A Virgin Among The Living Dead 
"You almost don't have to see it, because it says it all in the title. This is also a slow-paced, hypnotic, kind of boring film... but not as boring as Female Vampire. It's very much where my song Untamed Region is taken from; one of those classic scenarios where a young girl enters an unknown house looking for her father, looking for relatives, looking for someone who's missing or sometimes even looking for her past. Things start to happen and the people in the house are really weird. It's very beautiful and extremely strange. There are some great characters and it's the experience of watching it that is interesting; what it does to you more than what it is in essence. It's not a very strong narrative so you have to look beyond it.
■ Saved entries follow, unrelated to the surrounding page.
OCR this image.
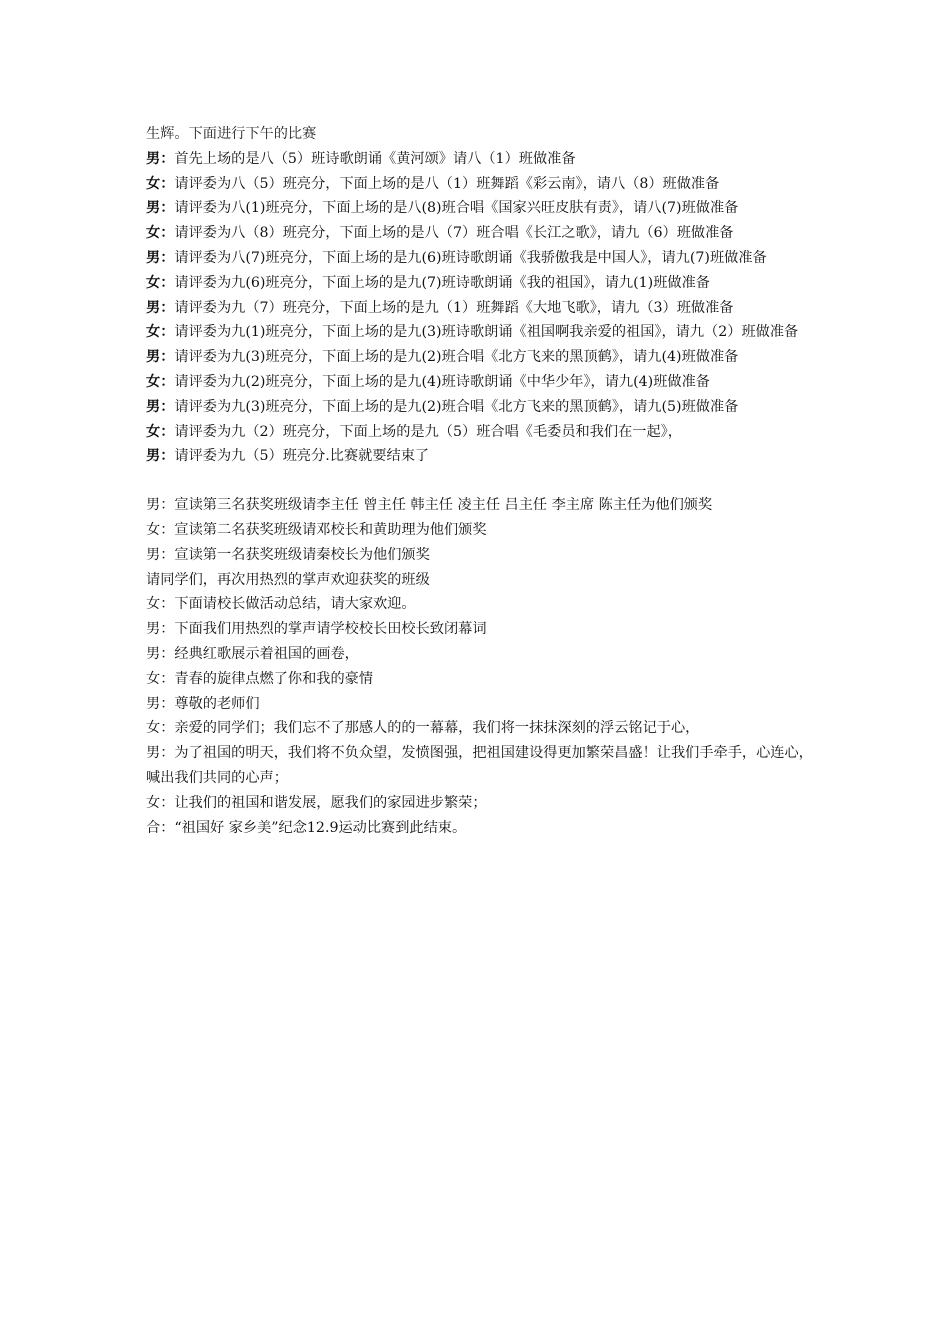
生辉。下面进行下午的比赛

男：首先上场的是八（5）班诗歌朗诵《黄河颂》请八（1）班做准备

女：请评委为八（5）班亮分，下面上场的是八（1）班舞蹈《彩云南》，请八（8）班做准备

男：请评委为八(1)班亮分，下面上场的是八(8)班合唱《国家兴旺皮肤有责》，请八(7)班做准备

女：请评委为八（8）班亮分，下面上场的是八（7）班合唱《长江之歌》，请九（6）班做准备

男：请评委为八(7)班亮分，下面上场的是九(6)班诗歌朗诵《我骄傲我是中国人》，请九(7)班做准备

女：请评委为九(6)班亮分，下面上场的是九(7)班诗歌朗诵《我的祖国》，请九(1)班做准备

男：请评委为九（7）班亮分，下面上场的是九（1）班舞蹈《大地飞歌》，请九（3）班做准备

女：请评委为九(1)班亮分，下面上场的是九(3)班诗歌朗诵《祖国啊我亲爱的祖国》，请九（2）班做准备

男：请评委为九(3)班亮分，下面上场的是九(2)班合唱《北方飞来的黑顶鹤》，请九(4)班做准备

女：请评委为九(2)班亮分，下面上场的是九(4)班诗歌朗诵《中华少年》，请九(4)班做准备

男：请评委为九(3)班亮分，下面上场的是九(2)班合唱《北方飞来的黑顶鹤》，请九(5)班做准备

女：请评委为九（2）班亮分，下面上场的是九（5）班合唱《毛委员和我们在一起》，

男：请评委为九（5）班亮分.比赛就要结束了

男：宣读第三名获奖班级请李主任 曾主任 韩主任 凌主任 吕主任 李主席 陈主任为他们颁奖

女：宣读第二名获奖班级请邓校长和黄助理为他们颁奖

男：宣读第一名获奖班级请秦校长为他们颁奖

请同学们，再次用热烈的掌声欢迎获奖的班级

女：下面请校长做活动总结，请大家欢迎。

男：下面我们用热烈的掌声请学校校长田校长致闭幕词

男：经典红歌展示着祖国的画卷，

女：青春的旋律点燃了你和我的豪情

男：尊敬的老师们

女：亲爱的同学们；我们忘不了那感人的的一幕幕，我们将一抹抹深刻的浮云铭记于心，

男：为了祖国的明天，我们将不负众望，发愤图强，把祖国建设得更加繁荣昌盛！让我们手牵手，心连心，喊出我们共同的心声；

女：让我们的祖国和谐发展，愿我们的家园进步繁荣；

合：“祖国好 家乡美”纪念12.9运动比赛到此结束。
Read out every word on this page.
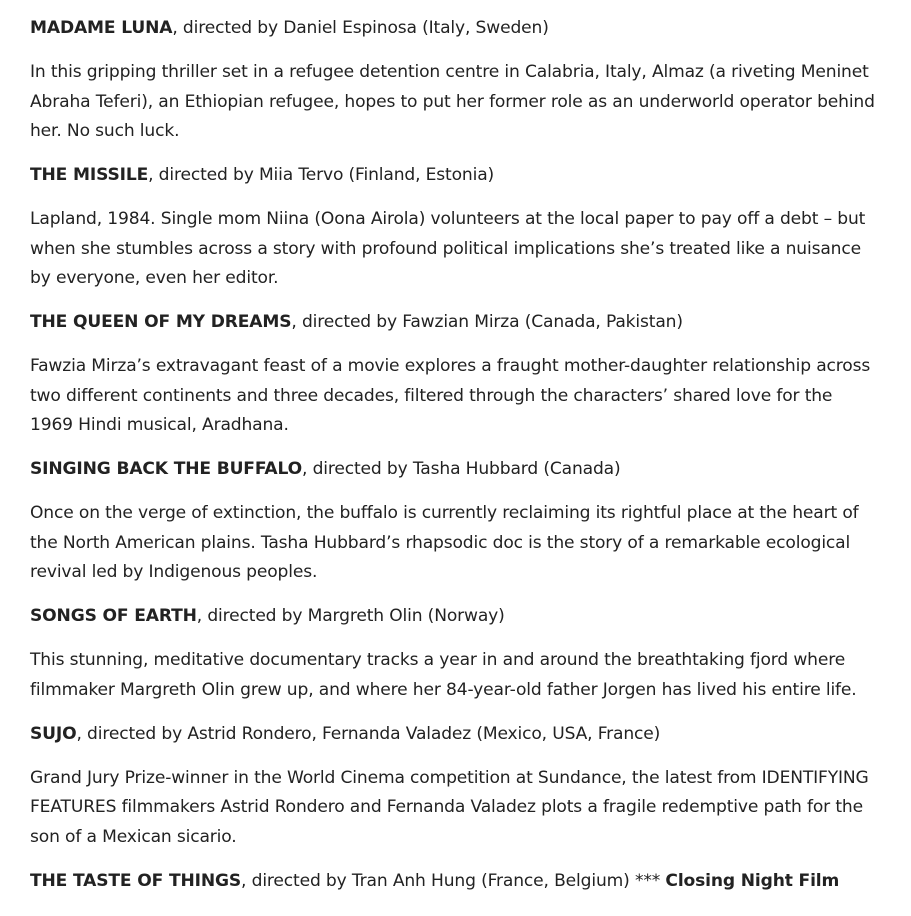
MADAME LUNA, directed by Daniel Espinosa (Italy, Sweden)

In this gripping thriller set in a refugee detention centre in Calabria, Italy, Almaz (a riveting Meninet Abraha Teferi), an Ethiopian refugee, hopes to put her former role as an underworld operator behind her. No such luck.

THE MISSILE, directed by Miia Tervo (Finland, Estonia)

Lapland, 1984. Single mom Niina (Oona Airola) volunteers at the local paper to pay off a debt – but when she stumbles across a story with profound political implications she’s treated like a nuisance by everyone, even her editor.

THE QUEEN OF MY DREAMS, directed by Fawzian Mirza (Canada, Pakistan)

Fawzia Mirza’s extravagant feast of a movie explores a fraught mother-daughter relationship across two different continents and three decades, filtered through the characters’ shared love for the 1969 Hindi musical, Aradhana.

SINGING BACK THE BUFFALO, directed by Tasha Hubbard (Canada)

Once on the verge of extinction, the buffalo is currently reclaiming its rightful place at the heart of the North American plains. Tasha Hubbard’s rhapsodic doc is the story of a remarkable ecological revival led by Indigenous peoples.

SONGS OF EARTH, directed by Margreth Olin (Norway)

This stunning, meditative documentary tracks a year in and around the breathtaking fjord where filmmaker Margreth Olin grew up, and where her 84-year-old father Jorgen has lived his entire life.

SUJO, directed by Astrid Rondero, Fernanda Valadez (Mexico, USA, France)

Grand Jury Prize-winner in the World Cinema competition at Sundance, the latest from IDENTIFYING FEATURES filmmakers Astrid Rondero and Fernanda Valadez plots a fragile redemptive path for the son of a Mexican sicario.

THE TASTE OF THINGS, directed by Tran Anh Hung (France, Belgium) *** Closing Night Film
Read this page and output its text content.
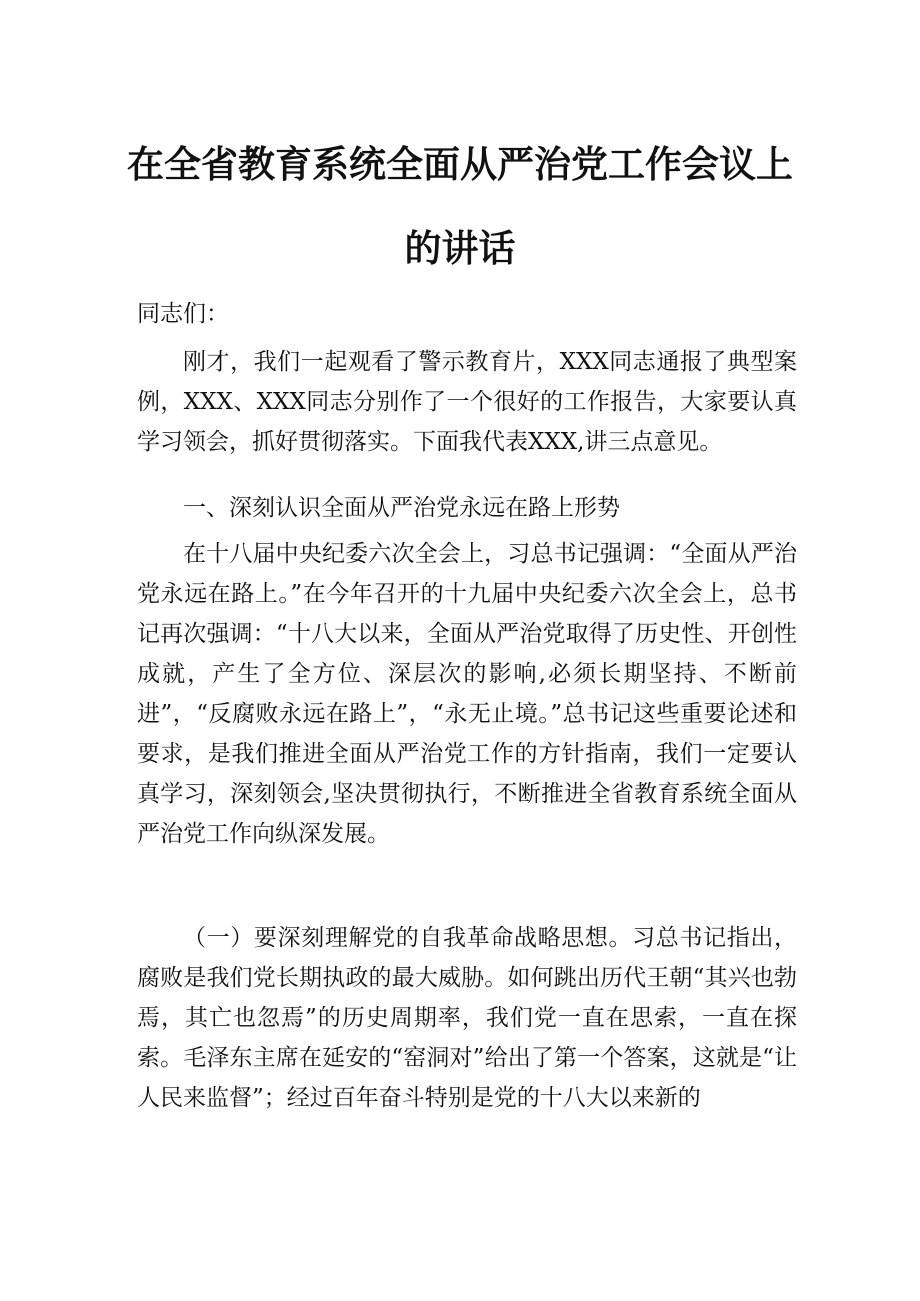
在全省教育系统全面从严治党工作会议上
的讲话

同志们：

刚才，我们一起观看了警示教育片，XXX同志通报了典型案例，XXX、XXX同志分别作了一个很好的工作报告，大家要认真学习领会，抓好贯彻落实。下面我代表XXX,讲三点意见。

一、深刻认识全面从严治党永远在路上形势

在十八届中央纪委六次全会上，习总书记强调：“全面从严治党永远在路上。”在今年召开的十九届中央纪委六次全会上，总书记再次强调：“十八大以来，全面从严治党取得了历史性、开创性成就，产生了全方位、深层次的影响,必须长期坚持、不断前进”，“反腐败永远在路上”，“永无止境。”总书记这些重要论述和要求，是我们推进全面从严治党工作的方针指南，我们一定要认真学习，深刻领会,坚决贯彻执行，不断推进全省教育系统全面从严治党工作向纵深发展。

（一）要深刻理解党的自我革命战略思想。习总书记指出，腐败是我们党长期执政的最大威胁。如何跳出历代王朝“其兴也勃焉，其亡也忽焉”的历史周期率，我们党一直在思索，一直在探索。毛泽东主席在延安的“窑洞对”给出了第一个答案，这就是“让人民来监督”；经过百年奋斗特别是党的十八大以来新的
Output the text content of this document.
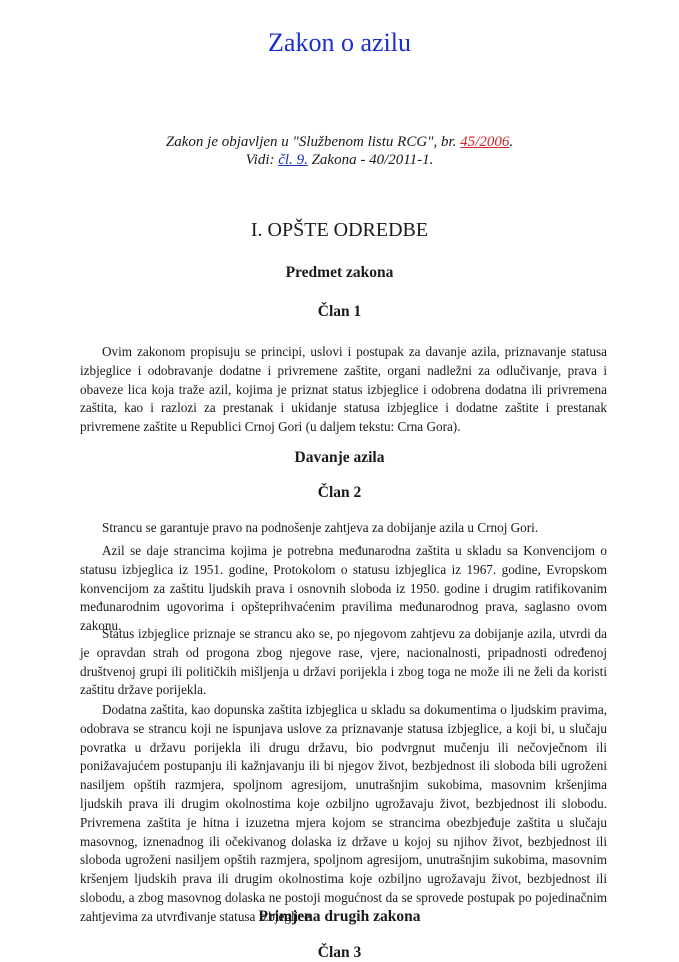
Zakon o azilu
Zakon je objavljen u "Službenom listu RCG", br. 45/2006.
Vidi: čl. 9. Zakona - 40/2011-1.
I. OPŠTE ODREDBE
Predmet zakona
Član 1

Ovim zakonom propisuju se principi, uslovi i postupak za davanje azila, priznavanje statusa izbjeglice i odobravanje dodatne i privremene zaštite, organi nadležni za odlučivanje, prava i obaveze lica koja traže azil, kojima je priznat status izbjeglice i odobrena dodatna ili privremena zaštita, kao i razlozi za prestanak i ukidanje statusa izbjeglice i dodatne zaštite i prestanak privremene zaštite u Republici Crnoj Gori (u daljem tekstu: Crna Gora).

Davanje azila
Član 2

Strancu se garantuje pravo na podnošenje zahtjeva za dobijanje azila u Crnoj Gori.

Azil se daje strancima kojima je potrebna međunarodna zaštita u skladu sa Konvencijom o statusu izbjeglica iz 1951. godine, Protokolom o statusu izbjeglica iz 1967. godine, Evropskom konvencijom za zaštitu ljudskih prava i osnovnih sloboda iz 1950. godine i drugim ratifikovanim međunarodnim ugovorima i opšteprihvaćenim pravilima međunarodnog prava, saglasno ovom zakonu.

Status izbjeglice priznaje se strancu ako se, po njegovom zahtjevu za dobijanje azila, utvrdi da je opravdan strah od progona zbog njegove rase, vjere, nacionalnosti, pripadnosti određenoj društvenoj grupi ili političkih mišljenja u državi porijekla i zbog toga ne može ili ne želi da koristi zaštitu države porijekla.

Dodatna zaštita, kao dopunska zaštita izbjeglica u skladu sa dokumentima o ljudskim pravima, odobrava se strancu koji ne ispunjava uslove za priznavanje statusa izbjeglice, a koji bi, u slučaju povratka u državu porijekla ili drugu državu, bio podvrgnut mučenju ili nečovječnom ili ponižavajućem postupanju ili kažnjavanju ili bi njegov život, bezbjednost ili sloboda bili ugroženi nasiljem opštih razmjera, spoljnom agresijom, unutrašnjim sukobima, masovnim kršenjima ljudskih prava ili drugim okolnostima koje ozbiljno ugrožavaju život, bezbjednost ili slobodu. Privremena zaštita je hitna i izuzetna mjera kojom se strancima obezbjeđuje zaštita u slučaju masovnog, iznenadnog ili očekivanog dolaska iz države u kojoj su njihov život, bezbjednost ili sloboda ugroženi nasiljem opštih razmjera, spoljnom agresijom, unutrašnjim sukobima, masovnim kršenjem ljudskih prava ili drugim okolnostima koje ozbiljno ugrožavaju život, bezbjednost ili slobodu, a zbog masovnog dolaska ne postoji mogućnost da se sprovede postupak po pojedinačnim zahtjevima za utvrđivanje statusa izbjeglice.

Primjena drugih zakona
Član 3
You have to give up wondering what's going to happen because there's so much cheap surrealism."

Valerie and Her Week of Wonders
"This one was an important part of the Czech new wave. It has beautiful music and probably had a much higher budget because it is much more cinematically beautiful, so you can't really compare it to Jess Franco at all. It's much more clearly a surrealist picture, also with a young girl in the main role. Valerie's week of wonders could easily be seen as her first menstruation because it starts with a strange scene in which some blood drips down from her onto the flowers and it becomes a hallucinatory narrative. It allows menstruation to be powerful and occult; life-changing, but not that it changes her life in becoming a woman, instead it triggers this other state of being. It's a really beautiful movie and I think that Trish Keenan and Broadcast were very fond of it, so I kind of connect it to their music as well; this kind of stream of consciousness and very beautiful pop music landscape. They even wrote a song called Valerie which is about the movie I think, and her earrings feature heavily. It's a more positive kaleidoscope of events unfolding, and I think it's also seen by some as a horror film because it has themes of blood and witch burnings and very scary figures throughout the scary dreamworld."

"This was directed by Andrzej Zulawski, who also made On the Silver Globe, a very hallucinatory sci-fi movie, which is also fantastic. It's a movie about infidelity and a woman who has an affair with who at first you think is a man, and therefore a story of divorce or break-up. But as the movie goes on, you have the feeling that she has the affair with something that isn't human; something that is changing her. And now I'm revealing the whole thing so it's not going to be interesting at all to watch it. Basically, it turns out she has an affair with a creature and there's an amazing scene in it that is a miscarriage scene. It ends up a horrific, almost sci-fi but also quite realistic scene and you aren't quite sure how you got there. It's a very beautifully made but quite low-key European relationship drama-focussed movie."